Every bill creates winners and losers. Here's who stands to gain and who bears the cost.

Who Benefits

  • Appliance and commercial-equipment manufacturers and importers — They avoid compliance costs tied to new certification, labeling, and enforcement procedures that the DOE rule would have required, and they preserve flexibility for product introductions and inventory management.
  • Trade associations and industry groups that opposed the rule — The resolution advances their interest in limiting prescriptive federal implementation details and delays or removes costs they argue would affect competitiveness.
  • Retailers and distributors — They avoid an immediate need to relabel stock, change point-of-sale information, or alter supply chains to meet the vacated DOE labeling and certification procedures.

Who Bears the Cost

  • Consumers and energy-efficiency advocates — They may lose clearer labeling, tighter certification standards, and stronger enforcement mechanisms that could have improved energy savings and informed purchasing decisions.
  • Department of Energy and enforcement staff — The agency loses a regulatory tool intended to standardize certification and enforcement, requiring programmatic adjustments and potentially reducing enforcement efficiency.
  • State energy offices and utilities — These entities may face coordination and compliance monitoring gaps if they had planned to rely on the DOE’s procedural framework for statewide enforcement or consumer education.

Key Issues

The Core Tension

The central dilemma is between democratic oversight—Congress using the CRA to check and overturn administrative rules—and the need for agencies to retain technical, flexible tools to implement complex standards. Nullifying an implementing regulation restores legislative control but can create enforcement and compliance gaps, transfer regulatory uncertainty to regulated parties, and constrain agencies’ ability to carry out statutory mandates without new legislation.

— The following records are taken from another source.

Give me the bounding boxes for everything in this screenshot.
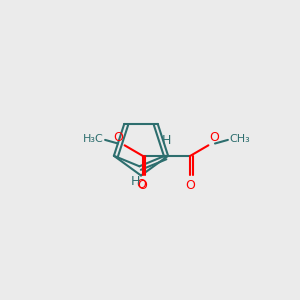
Text: O: O bbox=[210, 130, 220, 143]
Text: H₃C: H₃C bbox=[83, 134, 104, 144]
Text: O: O bbox=[136, 178, 146, 191]
Text: H: H bbox=[131, 175, 140, 188]
Text: O: O bbox=[185, 179, 195, 192]
Text: O: O bbox=[138, 179, 148, 192]
Text: O: O bbox=[113, 130, 123, 143]
Text: CH₃: CH₃ bbox=[229, 134, 250, 144]
Text: H: H bbox=[162, 134, 171, 147]
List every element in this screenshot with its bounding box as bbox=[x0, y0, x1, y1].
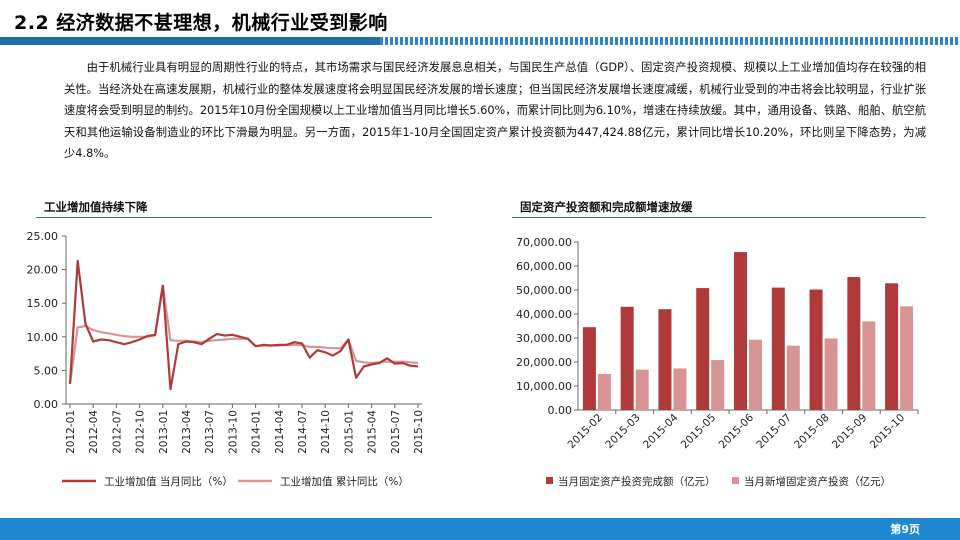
y-tick-label: 15.00 bbox=[27, 297, 59, 310]
bar-completed-investment bbox=[847, 277, 861, 410]
title-underline bbox=[0, 37, 960, 45]
bar-new-investment bbox=[749, 339, 762, 410]
y-tick-label: 0.00 bbox=[548, 404, 573, 417]
x-tick-label: 2015-02 bbox=[566, 412, 606, 452]
x-tick-label: 2015-05 bbox=[679, 412, 719, 452]
x-tick-label: 2015-07 bbox=[390, 410, 402, 454]
x-tick-label: 2015-10 bbox=[413, 410, 425, 454]
x-tick-label: 2012-10 bbox=[135, 410, 147, 454]
x-tick-label: 2015-04 bbox=[641, 411, 681, 451]
series-line-cumulative-yoy bbox=[68, 284, 419, 384]
page-number: 第9页 bbox=[890, 523, 920, 536]
y-tick-label: 20,000.00 bbox=[516, 356, 572, 369]
bar-new-investment bbox=[862, 321, 876, 410]
legend-label: 工业增加值 累计同比（%） bbox=[280, 475, 409, 488]
bar-completed-investment bbox=[658, 309, 672, 410]
x-tick-label: 2014-07 bbox=[297, 410, 309, 454]
x-tick-label: 2013-07 bbox=[204, 410, 216, 454]
legend-label: 工业增加值 当月同比（%） bbox=[104, 475, 233, 488]
x-tick-label: 2014-04 bbox=[274, 410, 286, 454]
fixed-asset-bar-chart: 70,000.00 60,000.00 50,000.00 40,000.00 30,0… bbox=[516, 236, 919, 488]
title-underline-striped bbox=[380, 37, 960, 45]
y-tick-label: 70,000.00 bbox=[516, 236, 572, 249]
bar-new-investment bbox=[635, 369, 649, 410]
x-tick-label: 2012-01 bbox=[65, 410, 77, 454]
bar-new-investment bbox=[824, 338, 838, 410]
bar-completed-investment bbox=[734, 252, 747, 410]
x-tick-label: 2014-10 bbox=[320, 410, 332, 454]
body-paragraph: 由于机械行业具有明显的周期性行业的特点，其市场需求与国民经济发展息息相关，与国民… bbox=[64, 61, 926, 160]
bar-completed-investment bbox=[620, 306, 634, 410]
legend-swatch bbox=[732, 477, 739, 484]
y-tick-label: 10,000.00 bbox=[516, 380, 572, 393]
y-tick-label: 10.00 bbox=[27, 331, 59, 344]
x-tick-label: 2013-10 bbox=[227, 410, 239, 454]
bar-new-investment bbox=[711, 360, 725, 410]
bar-completed-investment bbox=[582, 327, 596, 410]
x-tick-label: 2015-09 bbox=[830, 412, 870, 452]
x-tick-label: 2012-07 bbox=[111, 410, 123, 454]
footer-bar: 第9页 bbox=[0, 518, 960, 540]
title-underline-solid bbox=[0, 37, 380, 45]
y-tick-label: 20.00 bbox=[27, 264, 59, 277]
x-tick-label: 2013-04 bbox=[181, 410, 193, 454]
x-tick-label: 2012-04 bbox=[88, 410, 100, 454]
bar-completed-investment bbox=[771, 287, 785, 410]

The resolution achieves regulatory removal by relying on the Congressional Review Act’s short-form procedure, but that procedural shortcut creates substantive uncertainties. Most importantly, vacating a DOE implementing rule does not repeal the underlying statutory efficiency standards; it removes how the agency planned to operationalize certification, labeling, and enforcement.

That mismatch—standards intact, implementation removed—forces regulators and regulated parties to decide how to meet statutory obligations absent the specific DOE mechanics.

The CRA’s prohibition on reissuing a "substantially similar" rule introduces additional ambiguity. The statute leaves "substantially the same" undefined, and agencies and courts have contested the boundary between permissible revisions and forbidden reissuances.

That ambiguity creates legal risk for DOE if it attempts a follow-up rulemaking and for regulated firms that must decide whether to invest in compliance systems that could be effectively foreclosed by future congressional action. Finally, the resolution does not speak to interim effects: certifications, labels, or enforcement actions taken while the DOE rule was in effect could be subject to dispute, and stakeholders will need to assess whether past administrative actions survive the disapproval or become vulnerable to challenge.